Los marxistas argumentan que la nueva riqueza se crea a través del trabajo aplicado a los recursos naturales.Las mercancías que producen los proletarios y venden los capitalistas no se valoran por su utilidad, sino por la cantidad de trabajo que contienen: por ejemplo, el aire es esencial pero no requiere trabajo para producirlo y, por lo tanto, es gratuito; mientras que un diamante es mucho menos útil, pero requiere cientos de horas de extracción y corte y, por lo tanto, es costoso. Lo mismo ocurre con la fuerza de trabajo de los trabajadores: no se valora por la cantidad de riqueza que produce, sino por la cantidad de trabajo necesario para mantener a los trabajadores alimentados, alojados, suficientemente capacitados y capaces de criar niños como nuevos trabajadores. Por otro lado, los capitalistas obtienen su riqueza no en función de su trabajo personal, que puede ser incluso nulo, sino por la relación jurídica de su propiedad con los medios de producción (por ejemplo, poseer una fábrica o tierras de cultivo).

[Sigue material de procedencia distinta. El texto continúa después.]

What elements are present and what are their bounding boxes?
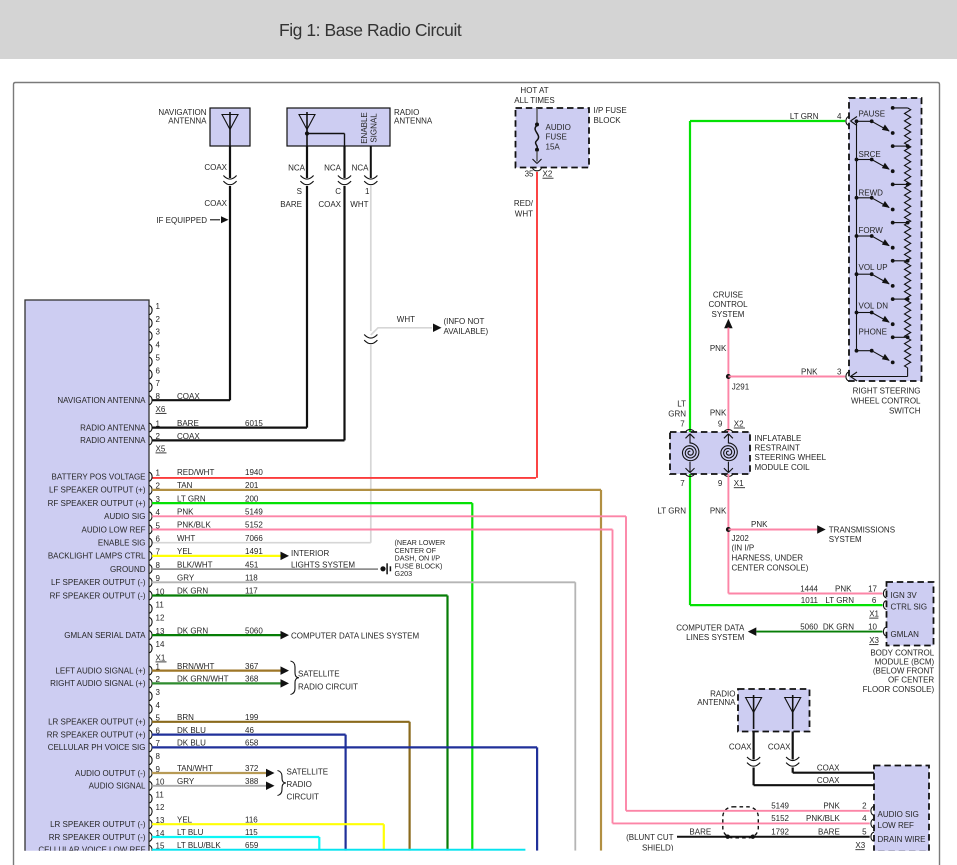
svg-text:YEL: YEL [177,815,193,824]
svg-text:PHONE: PHONE [859,328,887,337]
wire DK GRN 5060 gmlan serial [152,631,289,640]
svg-text:WHT: WHT [177,534,195,543]
svg-text:3: 3 [156,688,161,697]
svg-text:PNK: PNK [177,508,194,517]
svg-text:BLK/WHT: BLK/WHT [177,560,213,569]
label CRUISE CONTROL SYSTEM with arrow [708,291,748,329]
svg-text:451: 451 [245,560,259,569]
switch bus wire [856,121,858,350]
svg-text:X1: X1 [734,479,744,488]
svg-text:SYSTEM: SYSTEM [712,310,745,319]
svg-text:NCA: NCA [352,164,370,173]
bottom antenna symbol 1 [746,695,762,729]
caption body control module [863,648,935,693]
svg-text:INFLATABLE: INFLATABLE [755,434,802,443]
svg-text:(IN I/P: (IN I/P [732,544,755,553]
svg-text:CELLULAR VOICE LOW REF: CELLULAR VOICE LOW REF [38,846,145,855]
wire COAX bottom antenna 1 [729,732,874,786]
svg-text:2: 2 [156,432,161,441]
svg-text:X2: X2 [734,419,744,428]
svg-text:6015: 6015 [245,419,263,428]
svg-text:INTERIOR: INTERIOR [291,549,329,558]
svg-text:8: 8 [156,752,161,761]
wire RED/WHT 1940 fuse to X1 pin 1 [152,172,537,478]
svg-text:LT GRN: LT GRN [177,494,206,503]
wire DK GRN/WHT 368 [152,679,289,688]
svg-text:7: 7 [680,419,685,428]
connector X1 BCM [869,609,879,618]
svg-text:ALL TIMES: ALL TIMES [514,96,554,105]
switch SRCE [855,144,910,173]
svg-text:HARNESS, UNDER: HARNESS, UNDER [732,554,804,563]
svg-text:IGN 3V: IGN 3V [891,591,918,600]
wire PNK J202 to transmissions system [728,520,825,534]
svg-text:116: 116 [245,815,258,824]
wire BARE 6015 radio antenna S to X5 pin 1 [152,146,307,428]
radio antenna symbol [299,112,315,146]
svg-text:DK GRN: DK GRN [823,623,854,632]
svg-text:12: 12 [156,614,165,623]
svg-text:BARE: BARE [280,200,302,209]
label SATELLITE RADIO CIRCUIT lower [278,767,329,801]
svg-text:DK GRN: DK GRN [177,587,208,596]
bottom antenna symbol 2 [785,695,801,729]
wire PNK coil pin9 to BCM pin17 1444 [728,474,882,594]
svg-text:4: 4 [837,112,842,121]
svg-text:SRCE: SRCE [859,150,881,159]
svg-text:RF SPEAKER OUTPUT (-): RF SPEAKER OUTPUT (-) [50,591,146,600]
svg-text:RESTRAINT: RESTRAINT [755,444,800,453]
svg-text:14: 14 [156,640,165,649]
BCM pin 6 CTRL SIG [801,596,927,611]
wire BRN 199 [152,722,410,851]
label RADIO ANTENNA bottom [697,690,736,708]
svg-text:372: 372 [245,764,259,773]
svg-text:115: 115 [245,828,258,837]
svg-text:X2: X2 [543,170,553,179]
svg-text:PNK: PNK [710,507,727,516]
svg-text:COMPUTER DATA: COMPUTER DATA [676,623,745,632]
wire LT GRN switch pin4 to coil pin7 to BCM pin6 1011 [690,121,883,605]
svg-text:6: 6 [156,366,161,375]
svg-text:PNK/BLK: PNK/BLK [806,814,840,823]
svg-text:1792: 1792 [771,827,789,836]
ground G203 [380,563,390,574]
wire DK GRN 5060 BCM to computer data lines [748,627,883,636]
svg-text:5152: 5152 [245,521,263,530]
svg-text:NCA: NCA [324,164,342,173]
svg-text:199: 199 [245,713,259,722]
I/P fuse block box [516,108,590,168]
svg-text:RADIO ANTENNA: RADIO ANTENNA [80,436,146,445]
svg-text:6: 6 [872,596,877,605]
connector X1 radio group B pins 1-15 [38,662,259,855]
svg-text:658: 658 [245,739,259,748]
svg-text:11: 11 [156,790,165,799]
wire YEL 116 [152,824,384,850]
pin 4 label [790,112,842,121]
svg-text:LF SPEAKER OUTPUT (-): LF SPEAKER OUTPUT (-) [51,578,146,587]
svg-text:WHEEL CONTROL: WHEEL CONTROL [851,396,921,405]
wire TAN 201 [152,490,601,851]
svg-text:COAX: COAX [177,432,200,441]
svg-text:GMLAN SERIAL DATA: GMLAN SERIAL DATA [64,631,146,640]
radio antenna box bottom [738,689,810,732]
svg-text:CENTER CONSOLE): CENTER CONSOLE) [732,564,809,573]
wire PNK/BLK 5152 [152,530,870,824]
BCM pin 10 GMLAN [800,623,919,639]
coil L1 [683,434,699,473]
svg-text:TRANSMISSIONS: TRANSMISSIONS [829,525,895,534]
svg-text:LR SPEAKER OUTPUT (-): LR SPEAKER OUTPUT (-) [50,820,146,829]
svg-text:BODY CONTROL: BODY CONTROL [870,648,934,657]
svg-text:1011: 1011 [801,596,819,605]
svg-text:NAVIGATION ANTENNA: NAVIGATION ANTENNA [57,396,146,405]
wire LT GRN 200 [152,503,472,850]
break symbol on BARE wire [300,176,313,185]
svg-text:RADIO ANTENNA: RADIO ANTENNA [80,423,146,432]
svg-text:TAN/WHT: TAN/WHT [177,764,213,773]
wire TAN/WHT 372 [152,769,275,778]
svg-text:CRUISE: CRUISE [713,291,743,300]
label J202 harness note [732,534,809,573]
svg-text:DK BLU: DK BLU [177,739,206,748]
label PNK below coil [710,507,727,516]
svg-text:WHT: WHT [397,315,415,324]
svg-text:1491: 1491 [245,547,263,556]
svg-text:DRAIN WIRE: DRAIN WIRE [878,835,926,844]
svg-text:COAX: COAX [817,776,840,785]
label COMPUTER DATA LINES SYSTEM left [291,631,420,640]
svg-text:7: 7 [680,479,685,488]
svg-text:GROUND: GROUND [110,565,146,574]
switch VOL DN [855,297,910,326]
connector X1 coil bottom [680,473,745,488]
svg-text:AUDIO SIGNAL: AUDIO SIGNAL [89,782,146,791]
svg-text:SHIELD): SHIELD) [642,843,674,852]
svg-text:WHT: WHT [515,210,533,219]
svg-text:SWITCH: SWITCH [889,406,921,415]
connector X5 pins 1-2 [80,419,263,453]
svg-text:S: S [297,187,302,196]
svg-text:BARE: BARE [689,827,711,836]
svg-text:5: 5 [862,827,867,836]
label COMPUTER DATA LINES SYSTEM right [676,623,745,642]
svg-text:NCA: NCA [288,164,306,173]
wire BRN/WHT 367 [152,666,289,675]
svg-text:PNK: PNK [710,409,727,418]
svg-text:J291: J291 [732,382,750,391]
svg-text:PNK: PNK [835,585,852,594]
label INTERIOR LIGHTS SYSTEM [291,549,355,570]
svg-text:RADIO CIRCUIT: RADIO CIRCUIT [298,682,358,691]
svg-text:LIGHTS SYSTEM: LIGHTS SYSTEM [291,560,355,569]
svg-text:6: 6 [156,535,161,544]
title Fig 1: Base Radio Circuit [279,20,461,41]
switch PHONE [855,328,910,365]
label NAVIGATION ANTENNA [158,108,207,126]
svg-text:COAX: COAX [768,742,791,751]
svg-text:GRN: GRN [668,409,686,418]
svg-text:LT BLU/BLK: LT BLU/BLK [177,841,221,850]
svg-text:8: 8 [156,392,161,401]
svg-text:(BELOW FRONT: (BELOW FRONT [873,667,934,676]
svg-text:5149: 5149 [771,802,789,811]
body control module BCM box [887,582,934,646]
svg-text:X3: X3 [869,636,879,645]
svg-text:ANTENNA: ANTENNA [394,117,433,126]
break symbol coax bottom 1 [747,757,760,766]
svg-text:DK GRN/WHT: DK GRN/WHT [177,675,229,684]
connector X6 pins 1-8 [149,302,161,405]
switch PAUSE [855,106,908,135]
svg-text:200: 200 [245,494,259,503]
svg-text:STEERING WHEEL: STEERING WHEEL [755,453,827,462]
svg-text:3: 3 [837,368,842,377]
svg-text:CELLULAR PH VOICE SIG: CELLULAR PH VOICE SIG [48,743,146,752]
wire YEL 1491 to interior lights [152,552,289,561]
svg-text:388: 388 [245,777,259,786]
svg-text:PNK/BLK: PNK/BLK [177,521,211,530]
svg-text:GRY: GRY [177,574,195,583]
switch VOL UP [855,259,910,288]
wire PNK 5149 [152,516,870,811]
wire DK BLU 46 [152,735,346,851]
svg-text:COAX: COAX [204,163,227,172]
svg-text:CONTROL: CONTROL [708,300,748,309]
svg-text:7066: 7066 [245,534,263,543]
svg-text:5149: 5149 [245,508,263,517]
svg-text:CTRL SIG: CTRL SIG [891,603,928,612]
svg-text:201: 201 [245,481,259,490]
switch REWD [855,183,910,212]
svg-text:ANTENNA: ANTENNA [697,698,736,707]
label ground location G203 [395,538,446,578]
right steering wheel control switch box [849,98,922,381]
svg-text:35: 35 [525,170,534,179]
wire BARE 1792 blunt cut shield drain [626,827,870,852]
wire GRY 118 [152,582,575,850]
break symbol on navigation coax [223,176,236,185]
svg-text:X5: X5 [156,444,166,453]
svg-text:WHT: WHT [350,200,368,209]
amp pin 4 LOW REF [771,814,914,830]
svg-text:AUDIO SIG: AUDIO SIG [878,810,919,819]
svg-text:1: 1 [365,187,370,196]
svg-text:TAN: TAN [177,481,193,490]
wire COAX radio antenna C to X5 pin 2 [152,146,345,440]
branch WHT to info not available [371,315,489,336]
svg-text:12: 12 [156,803,165,812]
svg-text:AUDIO: AUDIO [546,123,571,132]
svg-text:COAX: COAX [817,763,840,772]
svg-text:FLOOR CONSOLE): FLOOR CONSOLE) [863,685,935,694]
svg-text:COAX: COAX [204,199,227,208]
svg-text:COAX: COAX [729,742,752,751]
svg-text:659: 659 [245,841,259,850]
label IF EQUIPPED with arrow [156,216,228,225]
junction J291 [726,374,750,391]
svg-text:ENABLE SIG: ENABLE SIG [98,539,146,548]
svg-text:7: 7 [156,379,161,388]
svg-text:2: 2 [862,802,867,811]
svg-text:LF SPEAKER OUTPUT (+): LF SPEAKER OUTPUT (+) [49,486,146,495]
svg-text:17: 17 [868,585,877,594]
svg-text:RF SPEAKER OUTPUT (+): RF SPEAKER OUTPUT (+) [48,499,146,508]
label LT GRN below coil [657,507,686,516]
svg-text:368: 368 [245,675,259,684]
svg-text:4: 4 [156,701,161,710]
svg-text:BARE: BARE [177,419,199,428]
pin3 connector bump [846,372,849,381]
svg-text:RED/WHT: RED/WHT [177,468,214,477]
radio connector block [25,300,149,856]
svg-text:LOW REF: LOW REF [878,821,915,830]
svg-text:PAUSE: PAUSE [859,110,886,119]
label TRANSMISSIONS SYSTEM [829,525,895,544]
svg-text:RIGHT STEERING: RIGHT STEERING [853,386,921,395]
label LT GRN above coil [668,400,686,419]
navigation antenna box [210,108,250,146]
label ENABLE SIGNAL vertical [360,112,379,144]
svg-text:11: 11 [156,601,165,610]
junction J202 [726,527,731,532]
shield symbol around audio pair [723,807,759,838]
svg-text:GRY: GRY [177,777,195,786]
svg-text:(INFO NOT: (INFO NOT [444,317,485,326]
svg-text:1940: 1940 [245,468,263,477]
svg-text:FORW: FORW [859,226,884,235]
svg-text:2: 2 [156,315,161,324]
wire GRY 388 [152,782,275,791]
label RADIO ANTENNA [394,108,433,126]
connector X2 coil top [680,419,745,432]
svg-text:RIGHT AUDIO SIGNAL (+): RIGHT AUDIO SIGNAL (+) [50,679,146,688]
svg-text:LT BLU: LT BLU [177,828,204,837]
svg-text:OF CENTER: OF CENTER [888,676,934,685]
svg-text:LR SPEAKER OUTPUT (+): LR SPEAKER OUTPUT (+) [48,718,146,727]
amp pin 2 AUDIO SIG [771,802,919,819]
svg-text:AVAILABLE): AVAILABLE) [444,327,489,336]
svg-text:J202: J202 [732,534,750,543]
pin 8 COAX navigation antenna label [57,392,200,414]
connector X1 radio group A pins 1-14 [48,468,264,662]
svg-text:SATELLITE: SATELLITE [298,670,340,679]
svg-text:5: 5 [156,353,161,362]
wire PNK J291 to switch pin3 [728,376,845,378]
caption right steering wheel control switch [851,386,921,415]
svg-text:RR SPEAKER OUTPUT (-): RR SPEAKER OUTPUT (-) [49,833,146,842]
svg-text:5060: 5060 [245,626,263,635]
label SATELLITE RADIO CIRCUIT upper [291,661,359,695]
svg-text:1: 1 [156,419,161,428]
wire LT BLU/BLK 659 [152,849,525,851]
svg-text:117: 117 [245,587,258,596]
svg-text:X1: X1 [156,653,166,662]
svg-text:1444: 1444 [800,585,818,594]
svg-text:LEFT AUDIO SIGNAL (+): LEFT AUDIO SIGNAL (+) [55,666,145,675]
fuse AUDIO FUSE 15A [533,108,571,164]
svg-text:PNK: PNK [823,802,840,811]
svg-text:HOT AT: HOT AT [520,86,548,95]
svg-text:BATTERY POS VOLTAGE: BATTERY POS VOLTAGE [52,473,146,482]
svg-text:3: 3 [156,328,161,337]
svg-text:ENABLE: ENABLE [360,112,369,144]
svg-text:46: 46 [245,726,254,735]
svg-text:I/P FUSE: I/P FUSE [594,106,627,115]
svg-text:5060: 5060 [800,623,818,632]
svg-text:LINES SYSTEM: LINES SYSTEM [686,633,745,642]
svg-text:AUDIO OUTPUT (-): AUDIO OUTPUT (-) [75,769,146,778]
svg-text:10: 10 [868,623,877,632]
amp pin 5 DRAIN WIRE [771,827,925,844]
svg-text:X3: X3 [855,841,865,850]
svg-text:15A: 15A [546,142,561,151]
break symbol coax bottom 2 [786,757,799,766]
switch FORW [855,221,910,250]
svg-text:GMLAN: GMLAN [891,630,920,639]
caption inflatable restraint steering wheel module coil [755,434,827,472]
svg-text:ANTENNA: ANTENNA [168,117,207,126]
svg-text:VOL DN: VOL DN [859,302,889,311]
pin 4 entry switch [846,117,857,126]
svg-text:RR SPEAKER OUTPUT (+): RR SPEAKER OUTPUT (+) [47,730,146,739]
svg-text:SYSTEM: SYSTEM [829,535,862,544]
svg-text:LT GRN: LT GRN [825,596,854,605]
connector X3 BCM [869,636,879,645]
svg-text:PNK: PNK [710,344,727,353]
svg-text:PNK: PNK [801,368,818,377]
svg-text:BRN/WHT: BRN/WHT [177,662,214,671]
audio amplifier box [874,766,929,852]
connector X3 amp [855,841,865,850]
svg-text:LT: LT [677,400,686,409]
svg-text:4: 4 [156,341,161,350]
svg-text:MODULE COIL: MODULE COIL [755,463,811,472]
radio antenna box [287,108,390,146]
svg-text:367: 367 [245,662,259,671]
connector 35 X2 at fuse block [525,168,554,179]
pin 3 label [801,368,842,377]
break symbol on C coax wire [338,176,351,185]
svg-text:COAX: COAX [318,200,341,209]
svg-text:BARE: BARE [818,827,840,836]
label PNK above coil [710,409,727,418]
svg-text:BRN: BRN [177,713,194,722]
wire PNK cruise branch [710,328,729,433]
svg-text:MODULE (BCM): MODULE (BCM) [875,658,935,667]
svg-text:SATELLITE: SATELLITE [287,767,329,776]
break symbol on WHT wire middle [364,335,377,344]
svg-text:SIGNAL: SIGNAL [370,113,379,143]
BCM pin 17 IGN 3V [800,585,917,601]
resistor ladder R1-R7 [905,108,911,368]
svg-text:CIRCUIT: CIRCUIT [287,792,320,801]
wire COAX bottom antenna 2 [768,732,874,773]
svg-text:1: 1 [156,302,161,311]
svg-text:BACKLIGHT LAMPS CTRL: BACKLIGHT LAMPS CTRL [48,552,146,561]
inflatable restraint steering wheel module coil box [670,432,750,474]
label HOT AT ALL TIMES [514,86,554,105]
svg-text:RADIO: RADIO [287,780,312,789]
svg-text:IF EQUIPPED: IF EQUIPPED [156,216,207,225]
break symbol on WHT wire top [364,176,377,185]
navigation antenna symbol [222,112,238,146]
svg-text:FUSE: FUSE [546,133,567,142]
svg-text:YEL: YEL [177,547,193,556]
svg-text:4: 4 [862,814,867,823]
coil L2 [721,434,737,473]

Marx sostiene que la historia la hace el hombre y no el destino. Los instrumentos de producción y la clase obrera que utiliza las herramientas para producir se conocen como las fuerzas motrices de la sociedad. Con el tiempo, esto se convirtió en los niveles de clase social donde los propietarios de los recursos se unieron para exprimir la productividad de los individuos que dependían de su fuerza de trabajo. Marx sostiene que estas relaciones entre explotadores y explotados dan como resultado diferentes modos de producción y las sucesivas etapas de la historia. Estos modos de producción en los que la humanidad gana poder sobre la naturaleza se distinguen en 5 sistemas diferentes: la Comunidad Primitiva, el Estado Esclavista, el Estado Feudal, el Sistema Capitalista y finalmente la Sociedad Socialista.

La disputa con el feudalismo comenzó una vez que los comerciantes y los artesanos gremiales crecieron en número y poder. Una vez que se organizaron, comenzaron a oponerse a las tarifas que les imponían los nobles y el clero. Este desarrollo condujo a nuevas ideas y finalmente estableció la clase burguesa a la que se opone Marx. El comercio comenzó a cambiar la forma de producción y los mercados comenzaron a moverse para apoyar una mayor producción y ganancias. Este cambio condujo a una serie de revoluciones de la burguesía que dieron como resultado el capitalismo. Marx sostiene que este mismo modelo puede y debe aplicarse a la lucha por el proletariado. Formar sindicatos similares a los de los comerciantes y artesanos establecerá suficiente poder para promulgar el cambio. Por último,

Marx argumentó que el proletariado inevitablemente desplazaría el sistema capitalista con la dictadura del proletariado, aboliendo las relaciones sociales que sustentan el sistema de clases y luego convirtiéndose en una sociedad comunista en la que "el libre desarrollo de cada uno es la condición para el libre desarrollo de todos". ".

Cultura proletaria

Marx argumentó que cada clase social tenía su cultura y política características. Los estados socialistas surgidos de la Revolución Rusa defendieron una versión oficial de la cultura proletaria.

Esto era bastante diferente de la cultura de la clase obrera de los países capitalistas, que tienden a experimentar la "deriva proletaria" (deriva proletaria), en la que inexorablemente todo se convierte en lugar común y mercantilizado por medio de la producción en masa, la venta en masa, la comunicación en masa y la educación en masa. Los ejemplos incluyen listas de éxitos de ventas, películas y música creadas para atraer a las masas y centros comerciales.